The audience inside the Théâtre Croisette responded most thunderously to a dinner-party sequence hosted by the Donnadieus, in which the host, Pierre (Vincent Macaigne), descends into a furious argument over the war in Ukraine, accusing one guest of being a Putinist before abruptly turning to Gianna and demanding her opinion. She deftly evades the question, understanding that ideological candor is a luxury unavailable to those whose livelihoods depend upon remaining agreeable. Another enormous laugh arrived during the October 18 diary entry, which consists solely of a stationary shot of a weed-choked field. Jude’s humor has always carried a caustic intellectual charge; his punch lines reverberate because they expose systems rather than merely individuals.

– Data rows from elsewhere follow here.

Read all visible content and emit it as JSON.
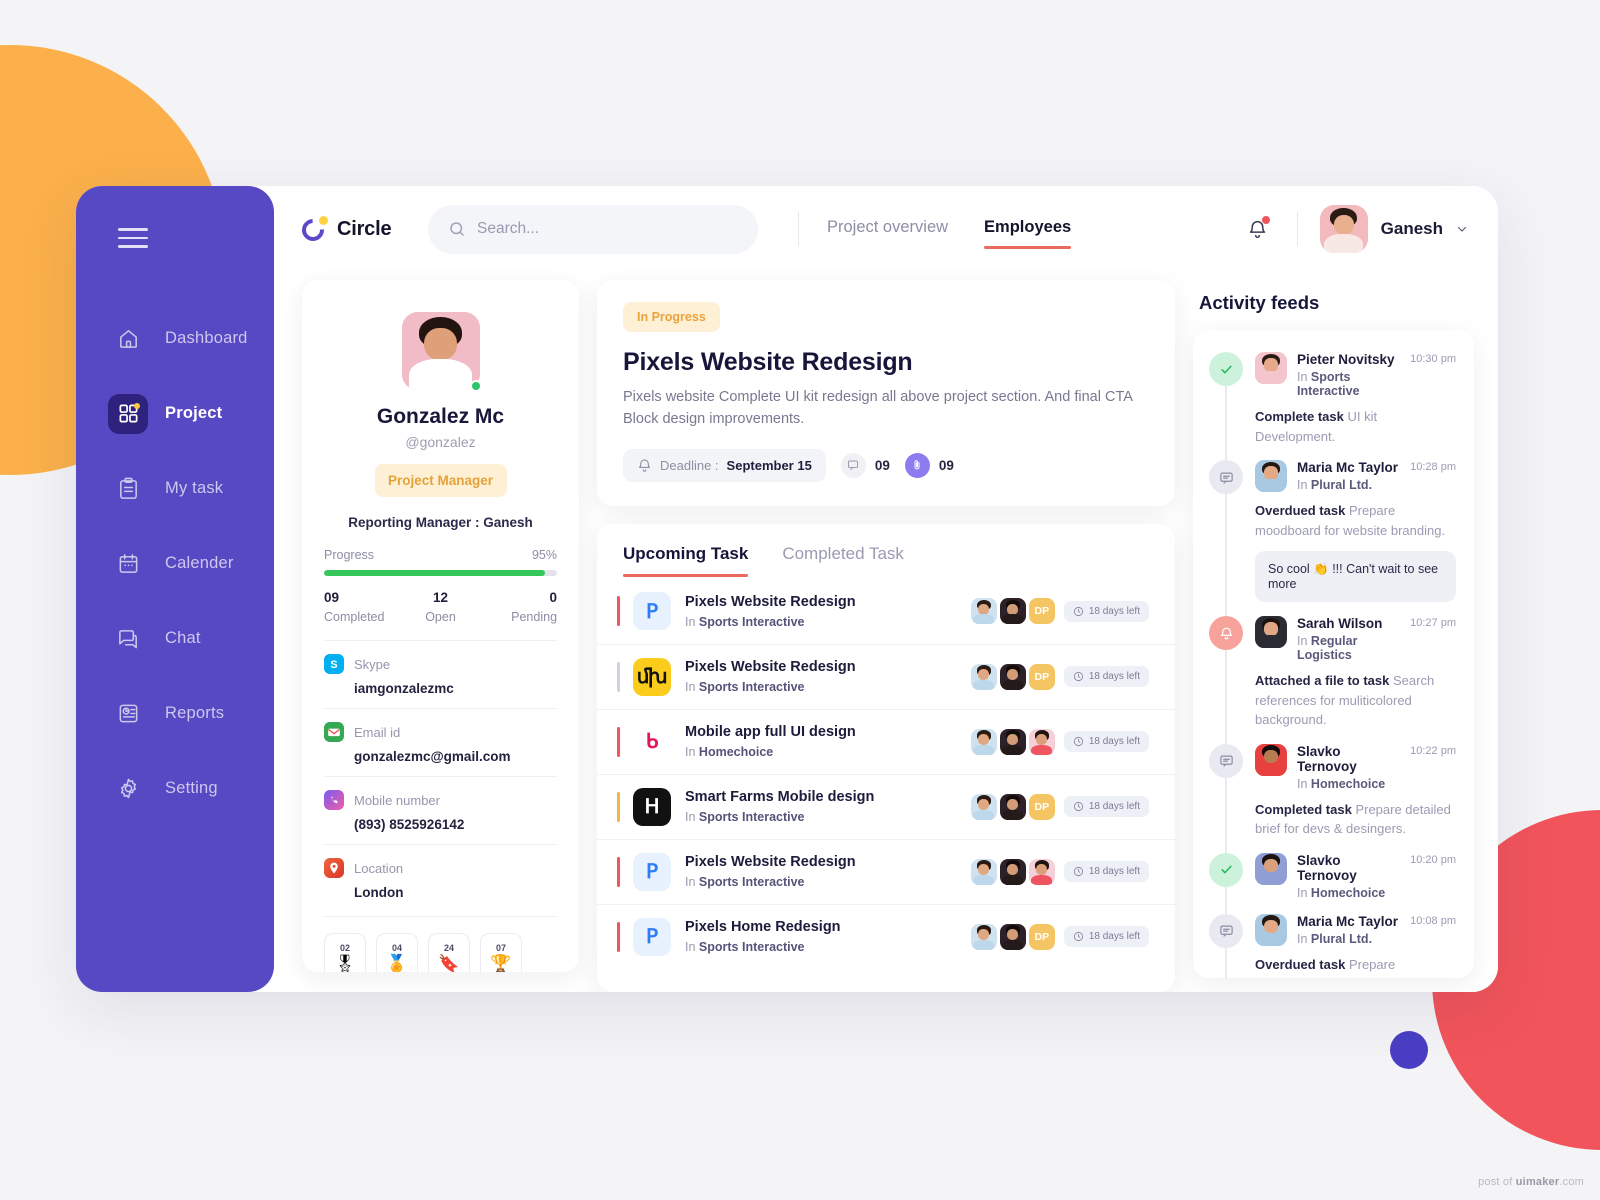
{
  "app": {
    "logo_text": "Circle"
  },
  "search": {
    "placeholder": "Search...",
    "value": ""
  },
  "topnav": {
    "tabs": [
      {
        "label": "Project overview",
        "active": false
      },
      {
        "label": "Employees",
        "active": true
      }
    ],
    "user_name": "Ganesh",
    "notification_badge": true
  },
  "sidebar": {
    "items": [
      {
        "label": "Dashboard",
        "icon": "home-icon",
        "active": false
      },
      {
        "label": "Project",
        "icon": "grid-icon",
        "active": true
      },
      {
        "label": "My task",
        "icon": "clipboard-icon",
        "active": false
      },
      {
        "label": "Calender",
        "icon": "calendar-icon",
        "active": false
      },
      {
        "label": "Chat",
        "icon": "chat-icon",
        "active": false
      },
      {
        "label": "Reports",
        "icon": "report-icon",
        "active": false
      },
      {
        "label": "Setting",
        "icon": "gear-icon",
        "active": false
      }
    ]
  },
  "profile": {
    "name": "Gonzalez Mc",
    "handle": "@gonzalez",
    "role": "Project Manager",
    "reporting_manager": "Reporting Manager : Ganesh",
    "progress_label": "Progress",
    "progress_value": "95%",
    "progress_percent": 95,
    "stats": [
      {
        "value": "09",
        "label": "Completed"
      },
      {
        "value": "12",
        "label": "Open"
      },
      {
        "value": "0",
        "label": "Pending"
      }
    ],
    "contacts": [
      {
        "icon": "skype-icon",
        "label": "Skype",
        "value": "iamgonzalezmc",
        "color": "#00aff0"
      },
      {
        "icon": "email-icon",
        "label": "Email id",
        "value": "gonzalezmc@gmail.com",
        "color": "#34a853"
      },
      {
        "icon": "phone-icon",
        "label": "Mobile number",
        "value": "(893) 8525926142",
        "color": "#7b5cf0"
      },
      {
        "icon": "location-icon",
        "label": "Location",
        "value": "London",
        "color": "#e8522f"
      }
    ],
    "awards": [
      {
        "count": "02",
        "glyph": "🎖",
        "name": "medal-badge"
      },
      {
        "count": "04",
        "glyph": "🏅",
        "name": "rosette-badge"
      },
      {
        "count": "24",
        "glyph": "🔖",
        "name": "bookmark-badge"
      },
      {
        "count": "07",
        "glyph": "🏆",
        "name": "trophy-badge"
      }
    ]
  },
  "project": {
    "status": "In Progress",
    "title": "Pixels Website Redesign",
    "description": "Pixels website Complete UI kit redesign all above project section. And final CTA Block design improvements.",
    "deadline_label": "Deadline :",
    "deadline_value": "September 15",
    "comments_count": "09",
    "attachments_count": "09"
  },
  "tasks": {
    "tabs": [
      {
        "label": "Upcoming Task",
        "active": true
      },
      {
        "label": "Completed Task",
        "active": false
      }
    ],
    "items": [
      {
        "name": "Pixels Website Redesign",
        "in_label": "In",
        "project": "Sports Interactive",
        "days": "18 days left",
        "bar": "#f2545b",
        "icon_bg": "#e8f1fe",
        "icon_fg": "#2e7df6",
        "icon_glyph": "ꓑ",
        "members": [
          "DP"
        ]
      },
      {
        "name": "Pixels Website Redesign",
        "in_label": "In",
        "project": "Sports Interactive",
        "days": "18 days left",
        "bar": "#cfd3dd",
        "icon_bg": "#fbcc1b",
        "icon_fg": "#121212",
        "icon_glyph": "ﬗ",
        "members": [
          "DP"
        ]
      },
      {
        "name": "Mobile app full UI design",
        "in_label": "In",
        "project": "Homechoice",
        "days": "18 days left",
        "bar": "#f2545b",
        "icon_bg": "#ffffff",
        "icon_fg": "#e8145b",
        "icon_glyph": "ᑲ",
        "members": []
      },
      {
        "name": "Smart Farms Mobile design",
        "in_label": "In",
        "project": "Sports Interactive",
        "days": "18 days left",
        "bar": "#f4b63f",
        "icon_bg": "#111111",
        "icon_fg": "#ffffff",
        "icon_glyph": "ᕼ",
        "members": [
          "DP"
        ]
      },
      {
        "name": "Pixels Website Redesign",
        "in_label": "In",
        "project": "Sports Interactive",
        "days": "18 days left",
        "bar": "#f2545b",
        "icon_bg": "#e8f1fe",
        "icon_fg": "#2e7df6",
        "icon_glyph": "ꓑ",
        "members": []
      },
      {
        "name": "Pixels Home Redesign",
        "in_label": "In",
        "project": "Sports Interactive",
        "days": "18 days left",
        "bar": "#f2545b",
        "icon_bg": "#e8f1fe",
        "icon_fg": "#2e7df6",
        "icon_glyph": "ꓑ",
        "members": [
          "DP"
        ]
      }
    ]
  },
  "activity": {
    "title": "Activity feeds",
    "items": [
      {
        "mark": "check",
        "name": "Pieter Novitsky",
        "in_label": "In",
        "project": "Sports Interactive",
        "time": "10:30 pm",
        "action": "Complete task",
        "detail": "UI kit Development.",
        "reply": null,
        "hair": "#2a1b14",
        "skin": "#e8a98a",
        "body": "#f4c5cd"
      },
      {
        "mark": "chat",
        "name": "Maria Mc Taylor",
        "in_label": "In",
        "project": "Plural Ltd.",
        "time": "10:28 pm",
        "action": "Overdued task",
        "detail": "Prepare moodboard for website branding.",
        "reply": "So cool 👏 !!! Can't wait to see more",
        "hair": "#241813",
        "skin": "#e3a985",
        "body": "#a9c9e2"
      },
      {
        "mark": "bell",
        "name": "Sarah Wilson",
        "in_label": "In",
        "project": "Regular Logistics",
        "time": "10:27 pm",
        "action": "Attached a file to task",
        "detail": "Search references for muliticolored background.",
        "reply": null,
        "hair": "#1d1410",
        "skin": "#e2a784",
        "body": "#2b2b33"
      },
      {
        "mark": "chat",
        "name": "Slavko Ternovoy",
        "in_label": "In",
        "project": "Homechoice",
        "time": "10:22 pm",
        "action": "Completed task",
        "detail": "Prepare detailed brief for devs & desingers.",
        "reply": null,
        "hair": "#120d0a",
        "skin": "#b97c52",
        "body": "#e8403f"
      },
      {
        "mark": "check",
        "name": "Slavko Ternovoy",
        "in_label": "In",
        "project": "Homechoice",
        "time": "10:20 pm",
        "action": "",
        "detail": "",
        "reply": null,
        "hair": "#1a1210",
        "skin": "#d9a07d",
        "body": "#8f9ed4"
      },
      {
        "mark": "chat",
        "name": "Maria Mc Taylor",
        "in_label": "In",
        "project": "Plural Ltd.",
        "time": "10:08 pm",
        "action": "Overdued task",
        "detail": "Prepare moodboard for website branding.",
        "reply": null,
        "hair": "#241813",
        "skin": "#e3a985",
        "body": "#a9c9e2"
      }
    ]
  },
  "footer": {
    "watermark_prefix": "post of ",
    "watermark_brand": "uimaker",
    "watermark_suffix": ".com"
  },
  "colors": {
    "sidebar": "#5748c4",
    "accent_red": "#ea6a5e",
    "accent_orange": "#fbb04b",
    "accent_purple": "#4a3fc4",
    "progress_green": "#35c759"
  }
}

Like Mirbeau before him, Jude dissects bourgeois rot through formal mischief and corrosive irony, though he does so for an age of migrant precarity, performative liberalism, and atomized labor. The methods differ, as does the medium, but the instinct remains the same: to reveal a society’s moral decay not through grand revelations, but through the banal rituals by which people justify themselves every day.
Grade: A
This review is from the Directors’ Fortnight section of the 2026 Cannes Film Festival.